Karstens is a command-and-control right-hander who features a good curve and
change with a so-so fastball. He actually washed out of Triple-A early last
year, but pitched well enough at Trenton to land in the Yankees’ rotation for a
bit during a midsummer spate of injuries. For a pitcher who doesn’t put the ball on the ground or get a lot of strikeouts, he had a low home-run rate last season, and that number doesn’t figure to hold up. Though only 24, Karstens isn’t really a prospect, just rotation filler, and at that, rotation filler with implosion potential.

As with Karstens, Darrell Rasner’s fastball is nothing to get excited about. Unlike Karstens, Rasner gets it done with sinkers and sliders, rather than a big deuce and a change. The results are basically the same, a low strikeout rate and a reliance on his defense. Rasner has slightly more impressive track record-he was a college draftee who pitched well in the Nationals‘ system before being inexplicably waived last year-and he has a better pitcher’s build. A shoulder problem limited him to 17 starts last season, but in those he had a 70/20 K/BB in 92 2/3 innings at four levels, an excellent number. He should be ahead of Karstens in the pecking order, and has a better chance to survive in a major league rotation thanks to a somewhat higher groundball rate.

Chase Wright is a fun story.

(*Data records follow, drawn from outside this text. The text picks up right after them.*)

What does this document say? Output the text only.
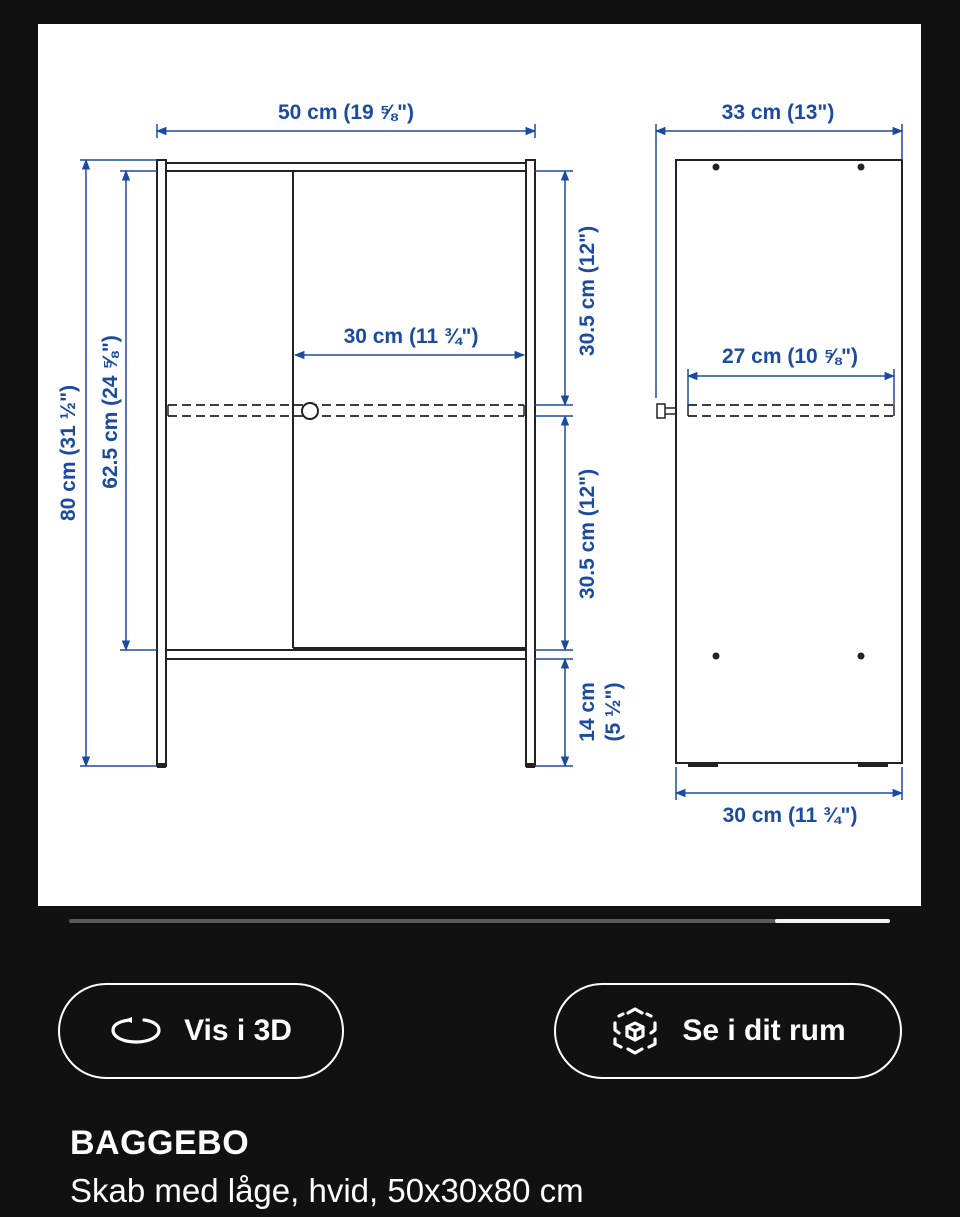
50 cm (19 ⅝")
30 cm (11 ¾")
80 cm (31 ½") 62.5 cm (24 ⅝")
30.5 cm (12")
30.5 cm (12")
14 cm (5 ½")
33 cm (13")
27 cm (10 ⅝")
30 cm (11 ¾")
Vis i 3D	Se i dit rum
BAGGEBO
Skab med låge, hvid, 50x30x80 cm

Drafted in 2001, the lefty took six seasons to
reach Double-A, then needed just two starts to get from Double-A to Yankee
Stadium. It’s a fluke, of course, the combination of the Yankees’ desperate
need for a starter, the poor performances of the candidates ahead of him in
the system, his 19-whiffs-in-14-innings start to the season, and his
availability to pitch yesterday. He was the Florida State League Pitcher of
the Year in 2006, but given that he was 23 and in his sixth year as a pro, that’s not as impressive as the capital letters make it seem. The Yankees made it easy on him yesterday, staking him to eight runs in the first two innings, but he didn’t pitch well, and the thought of him facing the Red Sox in Fenway
on Sunday is a bit daunting.

That’s how the Yankees will try and get through this stretch. Wright, Karstens,
and Rasner are placeholders, marginal major league pitchers who have been placed into roles that they didn’t earn so much as they inherited. What the Yankees need is survival, the kind of three runs-in-five innings outings like Wright provided last night, so that the best offense in the AL can do its thing. Even with a healthy rotation, the Yankees were going to be reliant on the lineup to make hay in the AL East; now, with a patchwork collection of starters, scoring 950 runs may not just be a good idea-it may be the only way they fend off the Red Sox.

Does any of this sound familiar? Two years ago, the Yankees went through a
similar midseason stretch in which they were faking the rotation. Free agent
acquisitions Carl Pavano and Jaret Wright got hurt, and veteran Kevin Brown
was getting pounded when he did take the ball. The Yankees tried journeymen
like Darrell May and Tim Redding, called up an unready Sean Henn, and stooped to using relievers Scott Proctor and Tanyon Sturtze for spot starts. They did,
however, win 95 games that year, as journeyman Aaron Small, trade pickup Shawn Chacon, and legitimate prospect Chien-Ming Wang were brought in and eventually stabilized the rotation. Neither Small nor Chacon made through July with the Yankees the next season, but their work in 2005 helped pushed the club into the postseason.

Two years ago, the idea that Wang, Small, Chacon, and Al Leiter could make 48 starts for the Yankees in a year in which they won 95 games and the division would have seemed silly. With that experience in mind, though, it’s worth
noting that Karstens, Rasner, and Wright don’t look all that much worse, this
morning, than the latter three would have looked to us two years ago. If the
Yankees can continue to pound the ball, and if they can get good work from the bullpen-a concern in itself, as Steven Goldman pointed out in the New York Sun-they could once again survive the loss of three big-name starting pitchers.